2- Les taux de croissance de la population active occupée et des revenus — ce dernier point n’étant jamais souligné — constituent deux facteurs agissant en faveur de l’équilibre ou du déséquilibre des systèmes de retraite par répartition. La hausse du chômage altère le rapport démographique en accentuant le différentiel entre les taux d’accroissement annuels moyens des cotisants d’une part, des retraités de l’autre. De même, la baisse relative des salaires et des revenus est de nature à aggraver les tensions qui s’exercent sur l’équilibre financier de ces systèmes comme le montrent toutes les études actuarielles réalisées à ce jour.
3- La préservation pérenne de l’équilibre financier d’un tel système de retraite commande d’écarter deux solutions qui n’ont jamais donné, partout dans le monde, des résultats probants (préretraite et baisse des revenus) et de mettre en œuvre deux solutions (création de plus d’emplois et hausse des revenus), certes plus difficiles, mais qui s’avèrent constituer les solutions ayant le plus d’impact sur cette préservation.
4- On peut naturellement recourir, dans le contexte tunisien actuel, à des solutions purement mécaniques comme la réduction des pensions ou la hausse des cotisations, mais ce ne sont là que des palliatifs sans beaucoup d’effet sur le long terme. Il n’en demeure pas moins urgentissime d’appliquer la loi et d’agir fermement contre les sous-déclarations d’effectifs et de revenus déclarés à la Cnss. Le taux de couverture par la Cnss des actifs occupés est manifestement amputé d’au moins 10% de la population cotisante de base. Quant aux sous- déclarations de salaire, elles concerneraient entre 20 et 30% de la masse des salaires déclarés à la Cnss.
5- La thèse selon laquelle notre système de retraite ne peut plus être sauvé et qu’il faut donc lui substituer, par étapes, un système de retraite par capitalisation est une thèse incongrue. D’abord parce qu’un système de retraite par capitalisation souffre de l’évolution défavorable des mêmes paramètres démographiques qu’un système de retraite par répartition. Ensuite parce que l’assise financière nécessaire à la survie d’un tel système n’existe pas en Tunisie. Enfin parce qu’un système de retraite par capitalisation est de nature à consacrer le chacun-pour- soi à la mode anglo-saxonne. Je doute que la société tunisienne en accepte la philosophie générale, les règles et les conséquences.
En tout état de cause, l’allongement des années de cotisation nécessaires pour bénéficier d’une retraite à taux plein ne doit plus constituer un tabou.

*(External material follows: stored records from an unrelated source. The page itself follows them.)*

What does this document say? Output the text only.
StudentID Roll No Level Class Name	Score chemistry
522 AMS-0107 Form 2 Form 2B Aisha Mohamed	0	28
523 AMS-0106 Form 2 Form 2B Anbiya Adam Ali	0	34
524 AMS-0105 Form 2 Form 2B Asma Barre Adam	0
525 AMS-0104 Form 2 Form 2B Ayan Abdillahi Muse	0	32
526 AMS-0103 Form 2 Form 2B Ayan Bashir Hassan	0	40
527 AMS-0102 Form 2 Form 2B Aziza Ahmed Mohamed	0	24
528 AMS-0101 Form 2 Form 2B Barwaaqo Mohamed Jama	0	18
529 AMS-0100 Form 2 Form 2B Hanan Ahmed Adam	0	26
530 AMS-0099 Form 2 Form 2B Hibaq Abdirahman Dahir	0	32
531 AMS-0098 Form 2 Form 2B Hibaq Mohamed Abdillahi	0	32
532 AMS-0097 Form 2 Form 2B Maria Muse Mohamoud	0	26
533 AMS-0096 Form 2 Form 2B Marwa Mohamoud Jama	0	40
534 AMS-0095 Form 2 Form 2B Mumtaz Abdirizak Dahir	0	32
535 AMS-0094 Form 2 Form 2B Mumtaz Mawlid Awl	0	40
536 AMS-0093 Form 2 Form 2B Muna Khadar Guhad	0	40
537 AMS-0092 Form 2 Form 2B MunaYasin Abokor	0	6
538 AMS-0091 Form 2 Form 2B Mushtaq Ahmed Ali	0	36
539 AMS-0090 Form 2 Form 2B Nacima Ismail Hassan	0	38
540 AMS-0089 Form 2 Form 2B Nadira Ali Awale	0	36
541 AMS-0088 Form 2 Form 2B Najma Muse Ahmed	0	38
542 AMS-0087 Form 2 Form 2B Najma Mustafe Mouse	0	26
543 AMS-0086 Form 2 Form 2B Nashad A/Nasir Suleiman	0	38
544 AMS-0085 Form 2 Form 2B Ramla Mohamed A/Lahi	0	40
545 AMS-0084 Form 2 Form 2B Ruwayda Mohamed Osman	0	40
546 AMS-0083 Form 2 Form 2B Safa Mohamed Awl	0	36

En effet, l’entrée dans la vie active recule, en raison, notamment, du chômage et de la prolongation des années d’études et de formation. De son côté, l’espérance de vie à la naissance augmente. Elle atteindrait en 2024, demain en termes démographiques, 76 ans pour les hommes et 80 ans pour les femmes. Dix ans plus tard, les hommes gagneraient deux ans de plus, les femmes un an et demi de plus. Les soixante et plus atteindraient 16% de la population du pays en 2026 et plus de 20% dix ans plus tard. Quant au taux de dépendance, c’est-à-dire le rapport entre la population inactive et la population en âge de travailler susceptible de verser des cotisations sociales, il passera, selon l’hypothèse moyenne de l’INS, de 0.55% en 2014 à 0.71% en 2026.
Il serait irresponsable d’ignorer ou de sous-estimer ces faits.